Abstract 253P
Background
Reports on the association of perioperative nutritional and inflammatory status with the clinical course of adjuvant chemotherapy did not include neoadjuvant chemotherapy. We aimed to clarify the mechanism by which perioperative nutritional and inflammatory status affect the clinical course of postoperative adjuvant chemotherapy in patients with pancreatic cancer.
Methods
We enrolled 123 patients with pancreatic cancer retrospectively who underwent surgical resection with neoadjuvant and S-1 adjuvant chemotherapy betweenJanuary 2013 and December 2022. The duration of continuing S-1 treatment and the continuation rates at 3 and 6 months after initiating adjuvant chemotherapy were calculated using the Kaplan–Meier method.
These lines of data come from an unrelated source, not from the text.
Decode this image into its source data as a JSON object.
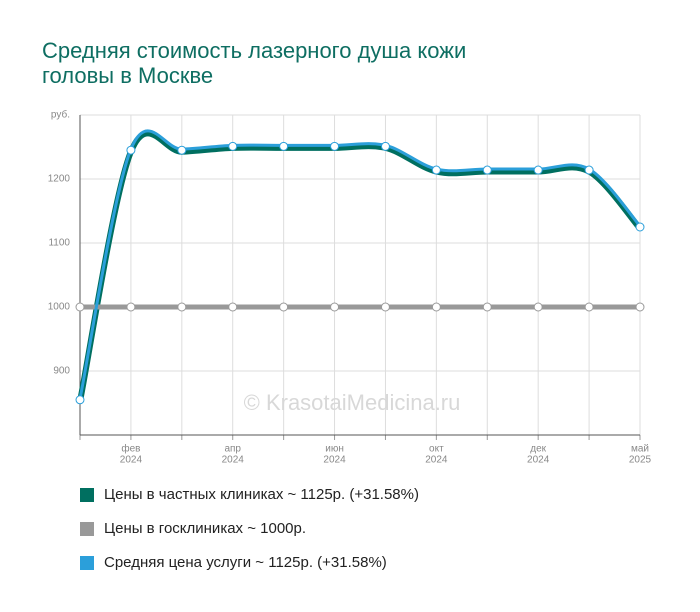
{
  "chart_data": {
    "type": "line",
    "title": [
      "Средняя стоимость лазерного душа кожи",
      "головы в Москве"
    ],
    "categories": [
      null,
      "фев",
      null,
      "апр",
      null,
      "июн",
      null,
      "окт",
      null,
      "дек",
      null,
      "май"
    ],
    "category_years": [
      null,
      "2024",
      null,
      "2024",
      null,
      "2024",
      null,
      "2024",
      null,
      "2024",
      null,
      "2025"
    ],
    "series": [
      {
        "name": "Цены в частных клиниках ~ 1125р. (+31.58%)",
        "color": "#006f60",
        "values": [
          855,
          1245,
          1245,
          1251,
          1251,
          1251,
          1251,
          1214,
          1214,
          1214,
          1214,
          1125
        ]
      },
      {
        "name": "Цены в госклиниках ~ 1000р.",
        "color": "#999999",
        "values": [
          1000,
          1000,
          1000,
          1000,
          1000,
          1000,
          1000,
          1000,
          1000,
          1000,
          1000,
          1000
        ]
      },
      {
        "name": "Средняя цена услуги ~ 1125р. (+31.58%)",
        "color": "#2b9fda",
        "values": [
          855,
          1245,
          1245,
          1251,
          1251,
          1251,
          1251,
          1214,
          1214,
          1214,
          1214,
          1125
        ]
      }
    ],
    "ylim": [
      800,
      1300
    ],
    "yticks": [
      900,
      1000,
      1100,
      1200,
      {
        "value": 1300,
        "label": "руб."
      }
    ],
    "grid": true,
    "watermark": "© KrasotaiMedicina.ru"
  }
}
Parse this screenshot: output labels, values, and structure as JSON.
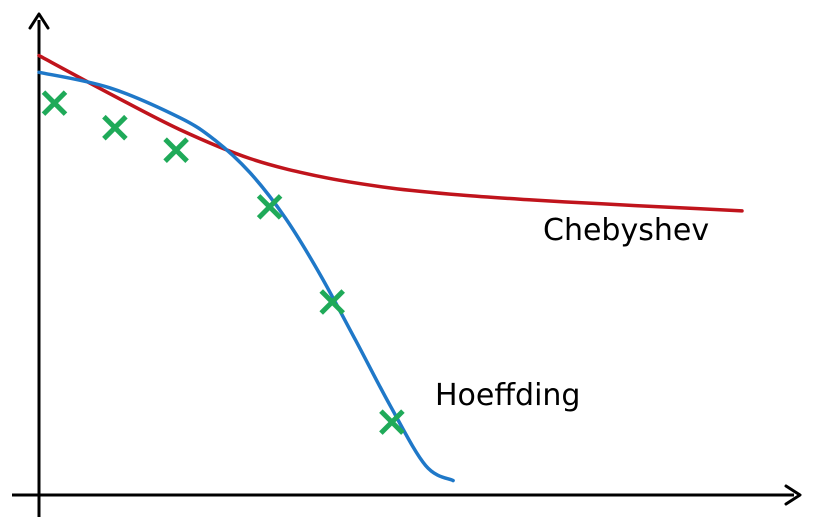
{
  "chart_data": {
    "type": "line",
    "title": "",
    "xlabel": "",
    "ylabel": "",
    "grid": false,
    "legend": "none",
    "axes": {
      "tick_labels": false,
      "arrowheads": true,
      "color": "#000000"
    },
    "xlim": [
      0,
      100
    ],
    "ylim": [
      0,
      100
    ],
    "series": [
      {
        "name": "Chebyshev",
        "color": "#c0141c",
        "style": "line",
        "x": [
          0,
          10,
          20,
          30,
          40,
          50,
          60,
          70,
          80,
          90,
          100
        ],
        "y": [
          97.6,
          89.0,
          80.8,
          74.2,
          70.1,
          67.5,
          65.9,
          64.8,
          63.9,
          63.1,
          62.3
        ]
      },
      {
        "name": "Hoeffding",
        "color": "#1f78c8",
        "style": "line",
        "x": [
          0,
          10,
          20,
          25,
          30,
          35,
          40,
          45,
          50,
          55,
          58.9
        ],
        "y": [
          93.8,
          90.3,
          83.5,
          78.4,
          71.0,
          60.8,
          47.8,
          33.0,
          17.9,
          4.4,
          1.0
        ]
      },
      {
        "name": "",
        "color": "#1faa59",
        "style": "markers",
        "marker": "x",
        "x": [
          2.2,
          10.8,
          19.5,
          32.8,
          41.7,
          50.2
        ],
        "y": [
          86.8,
          81.2,
          76.1,
          63.2,
          41.6,
          14.3
        ]
      }
    ]
  }
}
The log-rank test was used to evaluate statistical differences between the high and low prognostic nutritional index (PNI) groups. Univariate and multivariate analyses were performed to determine the risk factors for continuing S-1 adjuvant chemotherapy.
Results
The optimal cut-off value for preoperative PNI was 45. Preoperative PNI was an independent risk factor for continuing S-1 adjuvant chemotherapy in patients who underwent perioperative adjuvant chemotherapy and surgical resection (hazard ratio =2.435, 95% confidence interval= 1.229−4.824, p=0.011). Low PNI was associated with lower S-1completion (p=0.02) and higher S-1 withdrawal (p=0.031). Additionally, the preoperative PNI status affected ≥grade 2 adverse events caused by adjuvant chemotherapy (p<0.001).
Conclusions
Preoperative PNI affected adjuvant chemotherapy continuation and related adverse events in patients who underwent neoadjuvant chemotherapy and curative resection. Additional perioperative anti-inflammatory management and nutritional support may be required to improve the clinical course of postoperative adjuvant chemotherapy and patient survival.
Clinical trial identification
All protocols were approved by the Ethics Committee of Kanagawa Cancer Center (approval number: 2023 epidemiologic study-169).
Editorial acknowledgement
Legal entity responsible for the study
The authors.
Funding
Has not received any funding.
Disclosure
All authors have declared no conflicts of interest.